BusinessCantillon

November shaping up to be a make-or-break month for corporation tax

Not for the first time in 2023, receipts from the tax on company profits have dropped precipitously

Not for the first time this year, a €1 billion year-on-year drop in monthly corporation tax receipts has prompted alarm. The State’s recent extended period of securing “windfall” income from this source appears well and truly over.
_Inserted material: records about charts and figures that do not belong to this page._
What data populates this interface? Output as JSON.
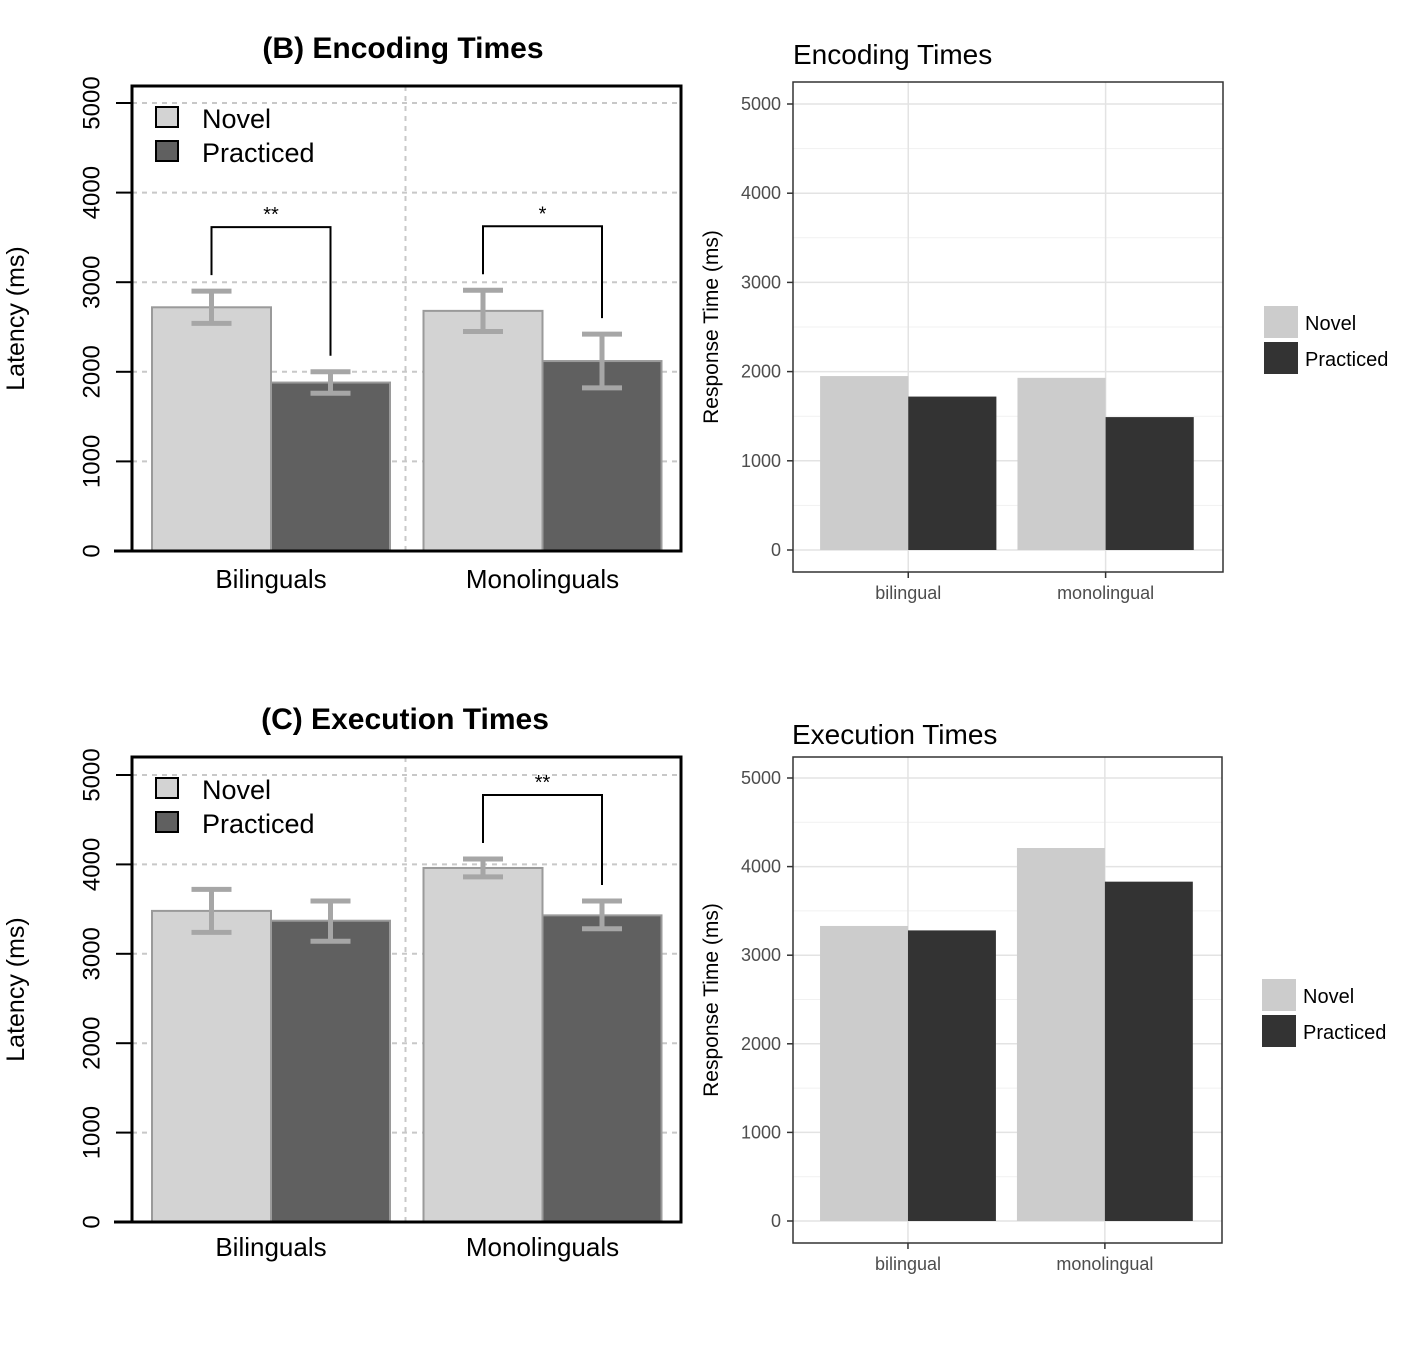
{
  "chart_data": [
    {
      "type": "bar",
      "style": "base",
      "title": "(B) Encoding Times",
      "ylabel": "Latency (ms)",
      "xlabel": "",
      "ylim": [
        0,
        5000
      ],
      "yticks": [
        0,
        1000,
        2000,
        3000,
        4000,
        5000
      ],
      "grid": "dashed",
      "legend_position": "top-left",
      "categories": [
        "Bilinguals",
        "Monolinguals"
      ],
      "series": [
        {
          "name": "Novel",
          "color": "#d3d3d3",
          "values": [
            2720,
            2680
          ],
          "error_low": [
            2540,
            2450
          ],
          "error_high": [
            2900,
            2910
          ]
        },
        {
          "name": "Practiced",
          "color": "#606060",
          "values": [
            1880,
            2120
          ],
          "error_low": [
            1760,
            1820
          ],
          "error_high": [
            2000,
            2420
          ]
        }
      ],
      "significance": [
        {
          "category": "Bilinguals",
          "label": "**"
        },
        {
          "category": "Monolinguals",
          "label": "*"
        }
      ]
    },
    {
      "type": "bar",
      "style": "ggplot",
      "title": "Encoding Times",
      "ylabel": "Response Time (ms)",
      "xlabel": "",
      "ylim": [
        0,
        5000
      ],
      "yticks": [
        0,
        1000,
        2000,
        3000,
        4000,
        5000
      ],
      "grid": "on",
      "legend_position": "right",
      "categories": [
        "bilingual",
        "monolingual"
      ],
      "series": [
        {
          "name": "Novel",
          "color": "#cccccc",
          "values": [
            1950,
            1930
          ]
        },
        {
          "name": "Practiced",
          "color": "#333333",
          "values": [
            1720,
            1490
          ]
        }
      ]
    },
    {
      "type": "bar",
      "style": "base",
      "title": "(C) Execution Times",
      "ylabel": "Latency (ms)",
      "xlabel": "",
      "ylim": [
        0,
        5000
      ],
      "yticks": [
        0,
        1000,
        2000,
        3000,
        4000,
        5000
      ],
      "grid": "dashed",
      "legend_position": "top-left",
      "categories": [
        "Bilinguals",
        "Monolinguals"
      ],
      "series": [
        {
          "name": "Novel",
          "color": "#d3d3d3",
          "values": [
            3480,
            3960
          ],
          "error_low": [
            3240,
            3860
          ],
          "error_high": [
            3720,
            4060
          ]
        },
        {
          "name": "Practiced",
          "color": "#606060",
          "values": [
            3370,
            3430
          ],
          "error_low": [
            3140,
            3280
          ],
          "error_high": [
            3590,
            3590
          ]
        }
      ],
      "significance": [
        {
          "category": "Monolinguals",
          "label": "**"
        }
      ]
    },
    {
      "type": "bar",
      "style": "ggplot",
      "title": "Execution Times",
      "ylabel": "Response Time (ms)",
      "xlabel": "",
      "ylim": [
        0,
        5000
      ],
      "yticks": [
        0,
        1000,
        2000,
        3000,
        4000,
        5000
      ],
      "grid": "on",
      "legend_position": "right",
      "categories": [
        "bilingual",
        "monolingual"
      ],
      "series": [
        {
          "name": "Novel",
          "color": "#cccccc",
          "values": [
            3330,
            4210
          ]
        },
        {
          "name": "Practiced",
          "color": "#333333",
          "values": [
            3280,
            3830
          ]
        }
      ]
    }
  ]
}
The wind is now blowing in another – harsher – direction.

The €1 billion plunge in October’s corporation tax figure, a whopping 45 per cent decline on the sum collected in October 2022, is more significant, however, than the €1 billion or 36 per cent fall recorded in August.

This is not because the year-on-year trend was bigger in percentage terms last month, but because October – as well as marking the third straight month of decline, taking corporation tax receipts into negative territory for 2023 to date – is that bit closer on the calendar to November.

Indeed, it is as close as you can get to what is the key month for corporation tax each year, with both the extent and timing of October’s weakening in receipts hinting that the Government’s recent €500 million trim to its official forecast for overall 2023 tax revenues might not have been enough of a cut.

READ MORE

We will find out in early December if there has been a poorer-than-expected return from corporation tax this month, eroding a portion of the planned budget surplus.

Either way, there will be no repeat of the €5 billion haul from the tax recorded in November 2022. When those exceptional figures were published, the outperformance was disconcerting in its own way and helped heighten the narrative from the Government that the data was, as then minister for finance Paschal Donohoe put it, creating “an artificially positive picture of the public finances”.

Donohoe, Minister for Finance Michael McGrath and their Coalition colleagues will be hoping this month’s numbers paint a realistic picture, not an unexpectedly bleak one that makes a mockery of exchequer planning.